Factor 1) tends to support the Office’s position. According to the specification, the composition of the cation (i.e. the ether group) affects the bonding length. See pg. 17, lines 1-13. Though it is noted that Comparative Example 3 has a bonding length that falls within the claimed range (about 3.4 Å). Factors 2) to 4) are unsupported by evidence. Arguments presented by the applicant cannot take the place of evidence in the record. In re Schulze, 346 F.2d 600, 602, 145 USPQ 716, 718 (CCPA 1965) and In re De Blauwe, 736 F.2d 699, 705, 222 USPQ 191, 196 (Fed. Cir. 1984). The specification contains no discussion of the concentration of lithium salt affecting the bonding length. Rather, the specification discusses the concentration of lithium salt affecting the viscosity of the electrolyte (pg. 2, lines 11-12), dissolution current of lithium (pg. 15, line 11 – pg. 16, line 1), and bonding strength between cations and anions (pg. 17, line 14 – pg. 18, line 2). The specification contains no discussion of the type of anion and the nature of the interaction between the anion and the cation affecting the bonding length. Rather, the anion an interaction may affect the strength of the Li-cation bond (pg. 17, line 19 – pg. 2). The specification contains no discussion of aggregation phenomena that occur as a function of lithium salt concentration affecting the bonding length. The only mention of aggregation is in pg. 18, lines 10-13 in the context of the structure of the ionic liquid overcoming an increase in viscosity caused by a change in lithium salt concentration.
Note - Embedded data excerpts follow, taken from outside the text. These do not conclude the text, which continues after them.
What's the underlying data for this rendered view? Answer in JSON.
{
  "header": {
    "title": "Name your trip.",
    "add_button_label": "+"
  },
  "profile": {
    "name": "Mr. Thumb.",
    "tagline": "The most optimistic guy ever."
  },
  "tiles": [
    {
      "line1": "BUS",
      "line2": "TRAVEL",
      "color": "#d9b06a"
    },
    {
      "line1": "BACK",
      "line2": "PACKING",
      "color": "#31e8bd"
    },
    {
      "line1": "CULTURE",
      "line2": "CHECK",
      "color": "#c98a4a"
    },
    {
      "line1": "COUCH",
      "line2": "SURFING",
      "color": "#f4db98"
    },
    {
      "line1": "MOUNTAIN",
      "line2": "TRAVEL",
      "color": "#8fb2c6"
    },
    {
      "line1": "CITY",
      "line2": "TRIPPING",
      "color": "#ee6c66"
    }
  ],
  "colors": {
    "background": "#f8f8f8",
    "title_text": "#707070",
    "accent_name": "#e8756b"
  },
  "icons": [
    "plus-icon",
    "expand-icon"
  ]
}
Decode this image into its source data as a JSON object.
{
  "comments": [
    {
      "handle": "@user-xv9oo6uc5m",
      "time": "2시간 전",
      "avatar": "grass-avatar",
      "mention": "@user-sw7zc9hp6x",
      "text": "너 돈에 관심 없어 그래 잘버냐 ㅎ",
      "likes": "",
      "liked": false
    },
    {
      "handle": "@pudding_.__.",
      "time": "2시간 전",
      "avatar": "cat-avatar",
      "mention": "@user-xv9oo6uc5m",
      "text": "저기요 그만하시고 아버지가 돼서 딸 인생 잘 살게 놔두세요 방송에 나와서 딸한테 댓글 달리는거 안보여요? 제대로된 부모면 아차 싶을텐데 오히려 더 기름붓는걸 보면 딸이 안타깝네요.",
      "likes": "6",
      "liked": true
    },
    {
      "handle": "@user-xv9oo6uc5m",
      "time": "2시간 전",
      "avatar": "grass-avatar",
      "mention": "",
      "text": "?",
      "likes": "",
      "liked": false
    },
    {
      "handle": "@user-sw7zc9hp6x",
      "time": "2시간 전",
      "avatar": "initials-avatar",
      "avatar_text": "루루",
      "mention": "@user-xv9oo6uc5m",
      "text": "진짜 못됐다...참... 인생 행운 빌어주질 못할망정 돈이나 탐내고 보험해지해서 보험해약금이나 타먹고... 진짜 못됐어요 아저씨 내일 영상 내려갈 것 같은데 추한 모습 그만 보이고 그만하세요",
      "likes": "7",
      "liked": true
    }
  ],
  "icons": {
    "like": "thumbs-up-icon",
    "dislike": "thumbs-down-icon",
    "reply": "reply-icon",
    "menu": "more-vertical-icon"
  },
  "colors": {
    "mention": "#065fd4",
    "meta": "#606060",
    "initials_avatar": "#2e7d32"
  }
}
Moreover, even if these features were shown to affect the bond length, it is noted that the features upon which applicant relies are not recited in the independent claim. Although the claims are interpreted in light of the specification, limitations from the specification are not read into the claims. See In re Van Geuns, 988 F.2d 1181, 26 USPQ2d 1057 (Fed. Cir. 1993). Claim 1 does not recite structure for the cation other than a functional group containing an oxygen element, concentration of the lithium salt, or structure of the anion.
However, even if these features were recited in claim 1, they are anticipated by Shen. Shen discloses examples of the cation including (N,N-diethyl-N-methyl-N(2-methoxyethyl)ammonium and 1-methyl-1-(2-methoxyethyl)pyrrolidinium (i.e. N-methoxyethyl-N-methylpyrrolidinium) ([0019]) (see instant claims 2 and 4); a concentration of the lithium salt of at least 3 M or at least 4 M and no more than 5 M ([0031]) (see instant claims 7-8); and examples of the anion include bis(fluorosulfonyl)imide (N(SO2F)2−); BF4−; N,N-bis(trifluoromethane)sulphonamide (N(SO2CF3)2−), trifluoromethanesulfonate (CF3SO3−); trifluoroacetate (CF3CO2−); and hexafluorophosphate (PF6−) ([0020]) (see instant claim 5).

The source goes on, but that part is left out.